The FOP also has floated a number of other public safety revenue ideas over the years, from false alarm response fees to taxes on restaurants and hotels. Some of its ideas ended up in the mix that funded the new Colts stadium and convention center expansion. The FOP has repeatedly used that as ammunition in its argument that public safety isn't the city's highest priority.
"We're being very friendly and accommodating this time around. We realize that the city is having financial problems," Huber said. "Notice I didn't say hardships. Clearly, it's a question of priorities when the city and county can fund a multimillion-dollar stadium and convention center."
The IPD's current contract was a threeyear agreement, although by the time both sides signed it in early 2004, its term was almost halfway finished. As with previous contracts, if a new one isn't settled before the old one expires, an evergreen clause will keep cops on the job. Any wage or benefit increases will likely be retroactive once a new agreement is struck.
The FOP wants a one-year deal for IPD this time because it wants all three of the city's main public safety agencies to negotiate their next contracts simultaneously.

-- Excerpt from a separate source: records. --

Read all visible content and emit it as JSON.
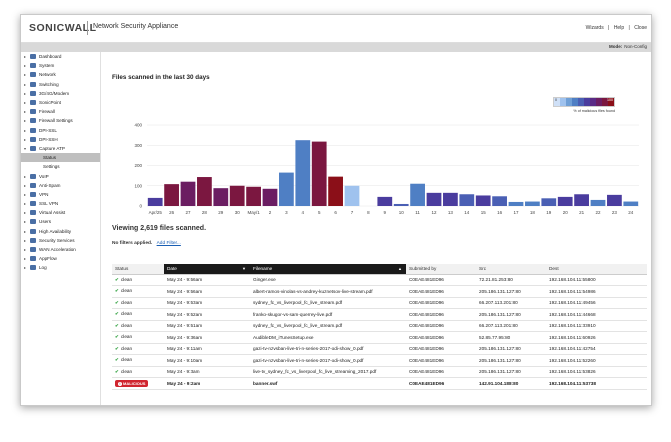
{
  "header": {
    "logo": "SONICWALL",
    "product": "Network Security Appliance",
    "links": [
      "Wizards",
      "|",
      "Help",
      "|",
      "Close"
    ],
    "mode_label": "Mode:",
    "mode_value": "Non-Config"
  },
  "sidebar": {
    "items": [
      {
        "label": "Dashboard",
        "expanded": false
      },
      {
        "label": "System",
        "expanded": false
      },
      {
        "label": "Network",
        "expanded": false
      },
      {
        "label": "Switching",
        "expanded": false
      },
      {
        "label": "3G/4G/Modem",
        "expanded": false
      },
      {
        "label": "SonicPoint",
        "expanded": false
      },
      {
        "label": "Firewall",
        "expanded": false
      },
      {
        "label": "Firewall Settings",
        "expanded": false
      },
      {
        "label": "DPI-SSL",
        "expanded": false
      },
      {
        "label": "DPI-SSH",
        "expanded": false
      },
      {
        "label": "Capture ATP",
        "expanded": true
      }
    ],
    "subitems": [
      {
        "label": "Status",
        "active": true
      },
      {
        "label": "Settings",
        "active": false
      }
    ],
    "items_after": [
      {
        "label": "VoIP"
      },
      {
        "label": "Anti-Spam"
      },
      {
        "label": "VPN"
      },
      {
        "label": "SSL VPN"
      },
      {
        "label": "Virtual Assist"
      },
      {
        "label": "Users"
      },
      {
        "label": "High Availability"
      },
      {
        "label": "Security Services"
      },
      {
        "label": "WAN Acceleration"
      },
      {
        "label": "AppFlow"
      },
      {
        "label": "Log"
      }
    ]
  },
  "main": {
    "chart_title": "Files scanned in the last 30 days",
    "legend_min": "0",
    "legend_max": "100",
    "legend_caption": "% of malicious files found",
    "legend_colors": [
      "#cfe0f7",
      "#9fc2ee",
      "#6f9fd6",
      "#4f7fc4",
      "#4a5fb4",
      "#4a3c9e",
      "#5a2a86",
      "#6b1d62",
      "#7b1740",
      "#8b0f18"
    ],
    "viewing": "Viewing 2,619 files scanned.",
    "no_filters": "No filters applied.",
    "add_filter": "Add Filter..."
  },
  "chart_data": {
    "type": "bar",
    "title": "Files scanned in the last 30 days",
    "categories": [
      "Apr/25",
      "26",
      "27",
      "28",
      "29",
      "30",
      "May/1",
      "2",
      "3",
      "4",
      "5",
      "6",
      "7",
      "8",
      "9",
      "10",
      "11",
      "12",
      "13",
      "14",
      "15",
      "16",
      "17",
      "18",
      "19",
      "20",
      "21",
      "22",
      "23",
      "24"
    ],
    "values": [
      40,
      108,
      120,
      143,
      88,
      100,
      95,
      85,
      165,
      325,
      318,
      145,
      100,
      0,
      45,
      10,
      110,
      65,
      65,
      58,
      52,
      48,
      20,
      22,
      38,
      45,
      58,
      30,
      55,
      22
    ],
    "colors": [
      "#4a3c9e",
      "#7b1740",
      "#6b1d62",
      "#7b1740",
      "#6b1d62",
      "#7b1740",
      "#7b1740",
      "#6b1d62",
      "#4f7fc4",
      "#4f7fc4",
      "#7b1740",
      "#8b0f18",
      "#9fc2ee",
      "#4a3c9e",
      "#4a3c9e",
      "#4a5fb4",
      "#4f7fc4",
      "#4a3c9e",
      "#4a3c9e",
      "#4a5fb4",
      "#4a3c9e",
      "#4a5fb4",
      "#4f7fc4",
      "#4f7fc4",
      "#4a5fb4",
      "#4a3c9e",
      "#4a3c9e",
      "#4f7fc4",
      "#4a3c9e",
      "#4f7fc4"
    ],
    "ylim": [
      0,
      400
    ],
    "yticks": [
      0,
      100,
      200,
      300,
      400
    ],
    "grid": true
  },
  "table": {
    "columns": [
      "Status",
      "Date",
      "Filename",
      "Submitted by",
      "Src",
      "Dest"
    ],
    "rows": [
      {
        "status": "clean",
        "date": "May 24 - 9:56am",
        "filename": "Ginger.exe",
        "submitted": "C0EAE481ED96",
        "src": "72.21.81.253:80",
        "dest": "192.168.104.11:55800"
      },
      {
        "status": "clean",
        "date": "May 24 - 9:56am",
        "filename": "albert-ramos-vinolas-vs-andrey-kuznetsov-live-stream.pdf",
        "submitted": "C0EAE481ED96",
        "src": "205.186.131.127:80",
        "dest": "192.168.104.11:54986"
      },
      {
        "status": "clean",
        "date": "May 24 - 9:53am",
        "filename": "sydney_fc_vs_liverpool_fc_live_stream.pdf",
        "submitted": "C0EAE481ED96",
        "src": "66.207.113.201:80",
        "dest": "192.168.104.11:49456"
      },
      {
        "status": "clean",
        "date": "May 24 - 9:52am",
        "filename": "franko-skugor-vs-sam-querrey-live.pdf",
        "submitted": "C0EAE481ED96",
        "src": "205.186.131.127:80",
        "dest": "192.168.104.11:44668"
      },
      {
        "status": "clean",
        "date": "May 24 - 9:51am",
        "filename": "sydney_fc_vs_liverpool_fc_live_stream.pdf",
        "submitted": "C0EAE481ED96",
        "src": "66.207.113.201:80",
        "dest": "192.168.104.11:33910"
      },
      {
        "status": "clean",
        "date": "May 24 - 9:36am",
        "filename": "AudibleDM_iTunesSetup.exe",
        "submitted": "C0EAE481ED96",
        "src": "52.85.77.95:80",
        "dest": "192.168.104.11:60926"
      },
      {
        "status": "clean",
        "date": "May 24 - 9:11am",
        "filename": "gazi-tv-nzvsban-live-tri-n-series-2017-odi-show_0.pdf",
        "submitted": "C0EAE481ED96",
        "src": "205.186.131.127:80",
        "dest": "192.168.104.11:42754"
      },
      {
        "status": "clean",
        "date": "May 24 - 9:10am",
        "filename": "gazi-tv-nzvsban-live-tri-n-series-2017-odi-show_0.pdf",
        "submitted": "C0EAE481ED96",
        "src": "205.186.131.127:80",
        "dest": "192.168.104.11:52260"
      },
      {
        "status": "clean",
        "date": "May 24 - 9:3am",
        "filename": "live-tv_sydney_fc_vs_liverpool_fc_live_streaming_2017.pdf",
        "submitted": "C0EAE481ED96",
        "src": "205.186.131.127:80",
        "dest": "192.168.104.11:53826"
      },
      {
        "status": "MALICIOUS",
        "date": "May 24 - 9:2am",
        "filename": "banner.swf",
        "submitted": "C0EAE481ED96",
        "src": "142.91.104.188:80",
        "dest": "192.168.104.11:53738"
      }
    ]
  }
}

Parity clauses in previous MCSD and Indianapolis Fire Department contracts allowed those agencies to receive any additional raises or benefits IPD negotiated. The FOP has frequently complained that the other agencies left the hardest struggle for IPD, rather than face Peterson's ire themselves.
"We'd like to bargain for our members only, and not be given the excuse that not only do we have to give it to you, but to the IFD also," Huber said.
The FOP may also be anticipating that the police merger question will return in the second half of next year. There's a slim chance the City-County Council might revive the merger in January. But as far as the Peterson administration is concerned, it's time to move on.
"I'm operating on the presumption that consolidation, as proposed by the mayor, was defeated," Wright said. "It's now time for us to start moving forward with the negotiation."